2. Whiskey Caramel Fruit Salsa
Whiskey Caramel Glaze
• 1 container caramel apple dip (I had this left from a party and I was dying to get rid of it)
• heavy cream (you'll only use a few ounces)
• corn syrup (again, a few ounces)
• Jack Daniels Tennessee Whiskey (approx 1/2 cup)
• Heath Toffee Bits (no chocolate--just the toffee. approx 3/4-1 cup)
First, I heated the caramel and added a little corn syrup. The corn syrup was to help thin it out, but maintain a sugary-glaze quality. Perhaps I didn't even need the corn syrup--i have no clue. It seemed like a good idea. But anyway, I probably added about 2 ounces. Then I added 3-4 ounces of heavy cream, also to help thin it out and make it a creamier caramel than what already existed. After that was all mixed together, I added Jack Daniels. You need to stir constantly (i found using a whisk most helpful instead of a spoon), b/c the cream tends to separate a bit when adding the Jack. I added enough Jack to taste, which probably was around 1/2 cup. You can add as much as you like--I find that the flavor of Whiskey is a nice addition to the creamy, sugary caramel. It adds a unique punch, especially when mixed with the fruit. Overall, you want to add enough corn syrup, heavy cream, and Jack Daniels to turn the caramel to a medium-thick liquid consistency so it doesn't congeal to a big nasty glob, especially when added to the fruit.

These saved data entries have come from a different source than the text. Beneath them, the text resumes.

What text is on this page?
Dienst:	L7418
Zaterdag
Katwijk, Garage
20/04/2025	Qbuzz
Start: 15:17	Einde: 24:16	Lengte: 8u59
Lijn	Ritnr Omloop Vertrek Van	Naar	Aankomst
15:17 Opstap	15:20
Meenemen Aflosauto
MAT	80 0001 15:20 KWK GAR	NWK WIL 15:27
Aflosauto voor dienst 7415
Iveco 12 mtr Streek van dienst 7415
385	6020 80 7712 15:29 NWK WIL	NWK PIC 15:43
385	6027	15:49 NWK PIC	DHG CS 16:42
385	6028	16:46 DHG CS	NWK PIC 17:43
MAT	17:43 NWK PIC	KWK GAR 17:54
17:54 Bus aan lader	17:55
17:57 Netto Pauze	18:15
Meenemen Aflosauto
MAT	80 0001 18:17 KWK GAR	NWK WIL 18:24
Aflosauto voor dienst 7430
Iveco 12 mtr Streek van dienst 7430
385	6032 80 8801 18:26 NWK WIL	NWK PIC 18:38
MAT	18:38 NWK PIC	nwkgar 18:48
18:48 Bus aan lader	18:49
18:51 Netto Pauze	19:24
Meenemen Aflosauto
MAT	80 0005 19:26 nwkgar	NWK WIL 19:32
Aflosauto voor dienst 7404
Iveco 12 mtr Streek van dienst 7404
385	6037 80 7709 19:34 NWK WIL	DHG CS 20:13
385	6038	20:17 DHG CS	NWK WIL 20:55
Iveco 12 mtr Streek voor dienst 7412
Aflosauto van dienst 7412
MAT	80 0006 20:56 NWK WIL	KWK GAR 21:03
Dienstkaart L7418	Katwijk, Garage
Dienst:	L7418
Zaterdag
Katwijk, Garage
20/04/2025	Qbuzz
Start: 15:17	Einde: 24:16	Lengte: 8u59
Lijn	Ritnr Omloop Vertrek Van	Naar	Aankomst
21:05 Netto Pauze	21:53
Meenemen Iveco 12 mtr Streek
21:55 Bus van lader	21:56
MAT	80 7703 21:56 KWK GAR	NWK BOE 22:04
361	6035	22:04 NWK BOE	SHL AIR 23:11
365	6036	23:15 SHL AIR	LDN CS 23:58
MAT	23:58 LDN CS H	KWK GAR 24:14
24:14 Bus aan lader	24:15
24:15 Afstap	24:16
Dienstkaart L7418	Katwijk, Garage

So that was my adventure in Dessert Salsa creation. Sounds exciting, no? The overall process went pretty quickly so if time is a concern, I'd say 1 recipe will take you around an hour or less--it all depends on your kitchen skills.
If you're making these recipes ahead of time, I recommend keeping the caramel glaze separate from the fruit until the very last minute. B/c of refrigeration, the caramel will congeal so you'll have to heat it for a little bit to get it to thin back out. Can you imagine how gross that would be if the fruit were mixed in?? Heating the fruit w/ the caramel mixture??? Igh. I imagine it'd be kind of gross. Once the caramel is thinned out and added to the fruit though, it won't re-glob-ify as long as it doesn't experience any super cold temperatures.